Blog background image

What does LEED Certification mean to you?

LEED-Certified Construction: What It Is & Why It’s Beneficial

LEED-certified buildings have showcased sustainability in the construction industry since 2000. According to the U.S. Green Building Council (USGBC), more than 2.2 million square feet is LEED-certified each day, with over 92,000 projects using LEED.

What Is LEED?

Short for “Leadership in Energy and Environmental Design,” LEED is the world’s most widespread green building rating system. To be considered for certification, projects must be 1,000 or more square feet with at least one full-time equivalent in the building.

But LEED certification is not something one can buy or influence. It involves a rating system with points allotted for integrating sustainable tasks and processes:

  • Certified (40-49 points)
  • Silver (50-59 points)
  • Gold (60-79 points)
  • Platinum (80 or more points)

What Does the LEED Certification Process Entail?

There is a high level of detail—and a great deal of documentation—involved in getting LEED status. The process includes the following steps:

  1. The project must first be registered with the USGBC. It will then be handled through a database called LEED Online.
  2. All teams must be registered in the database, with the project owners and certification goals identified.
  3. A LEED-accredited professional will subsequently guide the project, work with the design team, and complete the required documentation. Everything from the number of trips to the dump during construction, to the type of paint coatings used on the building must be recorded.
  4. The project leaders must send their documentation—about 500 pages on average—to the Green Building Certification Institute (GBCI) for further review. The GBCI will then ask questions, discuss the project, and award points accordingly.

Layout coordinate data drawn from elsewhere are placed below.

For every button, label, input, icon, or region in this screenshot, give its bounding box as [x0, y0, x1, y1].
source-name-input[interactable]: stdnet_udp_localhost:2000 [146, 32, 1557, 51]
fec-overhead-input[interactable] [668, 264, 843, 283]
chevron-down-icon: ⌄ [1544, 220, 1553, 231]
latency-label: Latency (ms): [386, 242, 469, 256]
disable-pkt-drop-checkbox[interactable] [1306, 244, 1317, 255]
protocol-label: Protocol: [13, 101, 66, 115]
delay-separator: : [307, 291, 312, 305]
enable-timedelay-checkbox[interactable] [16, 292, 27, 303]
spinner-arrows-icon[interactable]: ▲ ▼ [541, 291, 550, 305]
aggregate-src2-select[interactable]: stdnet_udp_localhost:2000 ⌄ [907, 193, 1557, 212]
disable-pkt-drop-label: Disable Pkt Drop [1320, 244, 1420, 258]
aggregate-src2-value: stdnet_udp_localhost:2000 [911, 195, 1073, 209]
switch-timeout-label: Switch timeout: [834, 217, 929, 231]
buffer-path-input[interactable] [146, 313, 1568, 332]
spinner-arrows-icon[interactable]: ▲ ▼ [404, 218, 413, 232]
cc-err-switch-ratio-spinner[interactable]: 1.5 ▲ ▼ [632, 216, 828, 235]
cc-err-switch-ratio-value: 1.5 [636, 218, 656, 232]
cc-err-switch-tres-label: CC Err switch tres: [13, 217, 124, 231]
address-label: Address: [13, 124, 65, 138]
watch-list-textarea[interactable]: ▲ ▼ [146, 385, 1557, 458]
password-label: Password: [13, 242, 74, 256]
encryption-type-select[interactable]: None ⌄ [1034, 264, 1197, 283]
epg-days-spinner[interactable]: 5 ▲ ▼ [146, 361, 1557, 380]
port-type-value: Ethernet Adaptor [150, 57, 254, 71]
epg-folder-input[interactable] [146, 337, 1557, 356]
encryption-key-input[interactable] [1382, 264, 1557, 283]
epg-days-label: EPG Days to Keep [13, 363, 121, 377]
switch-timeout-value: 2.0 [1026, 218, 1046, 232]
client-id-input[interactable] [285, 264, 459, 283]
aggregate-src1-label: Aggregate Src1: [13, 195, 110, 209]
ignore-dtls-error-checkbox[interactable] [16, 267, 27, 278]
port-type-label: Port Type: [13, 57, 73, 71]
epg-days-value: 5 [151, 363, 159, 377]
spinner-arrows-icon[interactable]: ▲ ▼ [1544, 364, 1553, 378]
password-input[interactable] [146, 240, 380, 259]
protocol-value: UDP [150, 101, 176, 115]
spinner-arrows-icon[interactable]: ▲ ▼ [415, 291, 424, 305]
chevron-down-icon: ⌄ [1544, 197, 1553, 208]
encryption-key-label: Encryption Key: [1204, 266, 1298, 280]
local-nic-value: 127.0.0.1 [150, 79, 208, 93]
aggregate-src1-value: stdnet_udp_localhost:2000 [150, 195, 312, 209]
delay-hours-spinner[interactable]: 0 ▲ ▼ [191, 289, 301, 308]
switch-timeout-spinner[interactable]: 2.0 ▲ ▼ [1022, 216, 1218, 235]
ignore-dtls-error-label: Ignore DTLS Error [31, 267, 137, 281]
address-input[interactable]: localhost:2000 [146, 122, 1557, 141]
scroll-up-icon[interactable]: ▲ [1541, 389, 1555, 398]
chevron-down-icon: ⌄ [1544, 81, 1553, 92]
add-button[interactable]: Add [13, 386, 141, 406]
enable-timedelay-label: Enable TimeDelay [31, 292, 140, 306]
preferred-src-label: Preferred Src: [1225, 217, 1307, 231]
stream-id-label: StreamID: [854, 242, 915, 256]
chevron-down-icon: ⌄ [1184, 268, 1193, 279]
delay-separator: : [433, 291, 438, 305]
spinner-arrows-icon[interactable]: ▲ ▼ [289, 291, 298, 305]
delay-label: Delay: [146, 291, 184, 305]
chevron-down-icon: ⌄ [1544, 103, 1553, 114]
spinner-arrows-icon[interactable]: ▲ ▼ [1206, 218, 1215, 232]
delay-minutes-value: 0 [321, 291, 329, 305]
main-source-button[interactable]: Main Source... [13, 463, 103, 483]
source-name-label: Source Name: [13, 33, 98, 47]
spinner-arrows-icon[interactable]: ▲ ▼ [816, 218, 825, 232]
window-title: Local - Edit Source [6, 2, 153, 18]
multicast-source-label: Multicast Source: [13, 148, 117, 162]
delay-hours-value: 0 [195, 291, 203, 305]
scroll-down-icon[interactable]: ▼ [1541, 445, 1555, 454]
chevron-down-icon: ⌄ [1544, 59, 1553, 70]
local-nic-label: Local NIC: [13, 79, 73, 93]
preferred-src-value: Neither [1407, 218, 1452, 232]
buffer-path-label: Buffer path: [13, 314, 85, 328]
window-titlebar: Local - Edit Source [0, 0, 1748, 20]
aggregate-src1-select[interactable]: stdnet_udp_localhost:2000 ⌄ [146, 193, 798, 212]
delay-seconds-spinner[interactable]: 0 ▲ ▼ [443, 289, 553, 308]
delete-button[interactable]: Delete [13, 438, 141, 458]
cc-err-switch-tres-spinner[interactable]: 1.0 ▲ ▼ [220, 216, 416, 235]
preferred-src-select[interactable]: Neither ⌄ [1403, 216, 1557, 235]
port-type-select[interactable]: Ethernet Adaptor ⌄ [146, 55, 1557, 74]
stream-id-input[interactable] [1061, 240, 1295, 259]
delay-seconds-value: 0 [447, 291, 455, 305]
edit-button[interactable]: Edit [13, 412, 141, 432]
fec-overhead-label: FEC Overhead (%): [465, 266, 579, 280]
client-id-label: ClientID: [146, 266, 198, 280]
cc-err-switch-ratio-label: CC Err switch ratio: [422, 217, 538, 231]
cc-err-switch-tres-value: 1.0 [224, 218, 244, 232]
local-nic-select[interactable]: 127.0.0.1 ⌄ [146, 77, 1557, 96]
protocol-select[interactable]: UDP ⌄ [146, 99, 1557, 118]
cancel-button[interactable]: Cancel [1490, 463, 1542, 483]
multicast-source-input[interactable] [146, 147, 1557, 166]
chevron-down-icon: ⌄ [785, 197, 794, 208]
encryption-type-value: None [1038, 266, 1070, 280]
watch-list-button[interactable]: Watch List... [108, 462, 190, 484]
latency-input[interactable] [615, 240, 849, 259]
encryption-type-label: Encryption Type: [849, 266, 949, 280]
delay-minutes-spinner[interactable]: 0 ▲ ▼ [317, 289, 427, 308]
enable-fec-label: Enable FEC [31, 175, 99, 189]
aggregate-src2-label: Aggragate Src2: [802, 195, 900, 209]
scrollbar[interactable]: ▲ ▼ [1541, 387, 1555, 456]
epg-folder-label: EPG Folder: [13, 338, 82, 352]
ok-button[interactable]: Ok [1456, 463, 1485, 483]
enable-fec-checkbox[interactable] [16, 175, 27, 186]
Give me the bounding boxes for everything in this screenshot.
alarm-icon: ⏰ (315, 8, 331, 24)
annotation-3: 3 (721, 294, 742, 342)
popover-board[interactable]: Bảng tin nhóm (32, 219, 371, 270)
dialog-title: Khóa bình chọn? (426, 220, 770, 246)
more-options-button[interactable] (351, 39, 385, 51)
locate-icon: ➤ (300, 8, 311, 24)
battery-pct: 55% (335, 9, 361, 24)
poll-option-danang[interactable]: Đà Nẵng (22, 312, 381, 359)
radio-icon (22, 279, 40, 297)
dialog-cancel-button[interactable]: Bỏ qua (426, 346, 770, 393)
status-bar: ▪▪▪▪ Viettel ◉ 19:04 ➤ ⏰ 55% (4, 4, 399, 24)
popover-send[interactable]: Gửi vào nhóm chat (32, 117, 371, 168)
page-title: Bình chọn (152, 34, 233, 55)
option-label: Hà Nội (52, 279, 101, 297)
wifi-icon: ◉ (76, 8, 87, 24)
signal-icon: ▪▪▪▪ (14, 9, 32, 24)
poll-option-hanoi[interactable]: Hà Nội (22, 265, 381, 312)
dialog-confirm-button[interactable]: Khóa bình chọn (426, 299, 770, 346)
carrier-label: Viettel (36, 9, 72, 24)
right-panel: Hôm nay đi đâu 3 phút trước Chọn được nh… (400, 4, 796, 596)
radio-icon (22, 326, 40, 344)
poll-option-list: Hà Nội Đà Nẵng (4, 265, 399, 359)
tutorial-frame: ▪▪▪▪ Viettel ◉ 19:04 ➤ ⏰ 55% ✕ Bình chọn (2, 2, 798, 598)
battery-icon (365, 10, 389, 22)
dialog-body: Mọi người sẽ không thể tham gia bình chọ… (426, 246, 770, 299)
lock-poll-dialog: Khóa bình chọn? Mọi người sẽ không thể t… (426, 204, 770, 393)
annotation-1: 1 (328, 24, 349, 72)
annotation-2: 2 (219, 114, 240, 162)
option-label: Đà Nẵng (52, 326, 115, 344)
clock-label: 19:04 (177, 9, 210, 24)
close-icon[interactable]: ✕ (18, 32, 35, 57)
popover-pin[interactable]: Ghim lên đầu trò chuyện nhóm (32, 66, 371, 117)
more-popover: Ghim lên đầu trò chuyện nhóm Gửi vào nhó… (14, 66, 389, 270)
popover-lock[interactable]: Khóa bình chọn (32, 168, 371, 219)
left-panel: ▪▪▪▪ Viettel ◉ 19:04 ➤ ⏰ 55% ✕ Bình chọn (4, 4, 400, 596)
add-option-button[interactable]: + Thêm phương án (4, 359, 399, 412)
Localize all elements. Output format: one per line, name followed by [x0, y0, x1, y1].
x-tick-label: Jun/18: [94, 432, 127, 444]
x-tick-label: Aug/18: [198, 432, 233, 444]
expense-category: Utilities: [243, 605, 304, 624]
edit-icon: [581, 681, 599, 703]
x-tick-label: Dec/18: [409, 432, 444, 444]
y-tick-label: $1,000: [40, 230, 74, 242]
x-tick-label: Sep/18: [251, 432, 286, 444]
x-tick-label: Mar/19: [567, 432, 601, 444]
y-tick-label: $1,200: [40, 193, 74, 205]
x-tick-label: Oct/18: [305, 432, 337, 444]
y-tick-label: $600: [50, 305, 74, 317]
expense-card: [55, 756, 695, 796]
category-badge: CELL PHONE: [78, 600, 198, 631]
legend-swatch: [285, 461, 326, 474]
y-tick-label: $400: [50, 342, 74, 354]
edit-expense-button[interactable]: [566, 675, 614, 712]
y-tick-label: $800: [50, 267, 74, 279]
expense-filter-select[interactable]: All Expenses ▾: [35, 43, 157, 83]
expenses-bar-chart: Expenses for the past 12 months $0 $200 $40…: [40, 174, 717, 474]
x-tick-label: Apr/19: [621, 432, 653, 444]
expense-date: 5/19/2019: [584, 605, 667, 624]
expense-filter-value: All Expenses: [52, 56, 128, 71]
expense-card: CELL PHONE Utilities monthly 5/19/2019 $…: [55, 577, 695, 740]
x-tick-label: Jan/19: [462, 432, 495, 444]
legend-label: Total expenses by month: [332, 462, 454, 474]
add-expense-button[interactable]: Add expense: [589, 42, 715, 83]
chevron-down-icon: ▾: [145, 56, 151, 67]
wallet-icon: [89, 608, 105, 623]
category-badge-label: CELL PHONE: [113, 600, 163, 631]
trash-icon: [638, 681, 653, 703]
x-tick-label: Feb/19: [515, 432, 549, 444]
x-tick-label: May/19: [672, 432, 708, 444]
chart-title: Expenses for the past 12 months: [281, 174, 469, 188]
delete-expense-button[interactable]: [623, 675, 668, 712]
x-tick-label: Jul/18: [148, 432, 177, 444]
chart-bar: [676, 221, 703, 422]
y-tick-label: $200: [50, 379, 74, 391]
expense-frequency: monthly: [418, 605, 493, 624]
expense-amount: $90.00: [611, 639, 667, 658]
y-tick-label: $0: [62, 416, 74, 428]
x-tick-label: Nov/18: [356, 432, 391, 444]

What Are the Benefits of LEED?

LEED is about more than building sustainability—it allows those involved in the process to set measurable construction goals and work toward continuous improvement. The benefits of the system include the following:

  • Sustainability

There’s a reason LEED is touted as the most popular form of green building. The U.S. Department of Energy claims LEED-certified buildings feature 34% lower CO2 emissions, and that they consume 25% less energy than the average structure in the United States. Additional benefits include a reduction in water consumption and waste.

  • Social Impact

LEED exposes building occupants, maintenance workers, and other parties to fewer harmful chemicals and a healthier, more pleasant environment. Social equity plays a role here as well: Affordable LEED-certified buildings incorporate sustainable materials that help to lower utility costs, allowing families to allocate more of their earnings to necessities like food.

  • Cost Effectiveness

LEED-certified buildings typically offer a sound return on the owner’s investment. A USBGC report indicates that from 2015 through 2018, LEED-certified buildings in the U.S. would save $1.2 billion on energy, $715.2 million on maintenance, $149.5 million on water, and $54.2 million on waste. The sustainability aspect of LEED deeply affects each project from a financial standpoint.

In closing, while LEED features substantial benefits, the system is constantly evolving. The guidelines for LEED will continue to be raised over time, with the aim of meeting the most current environmental standards.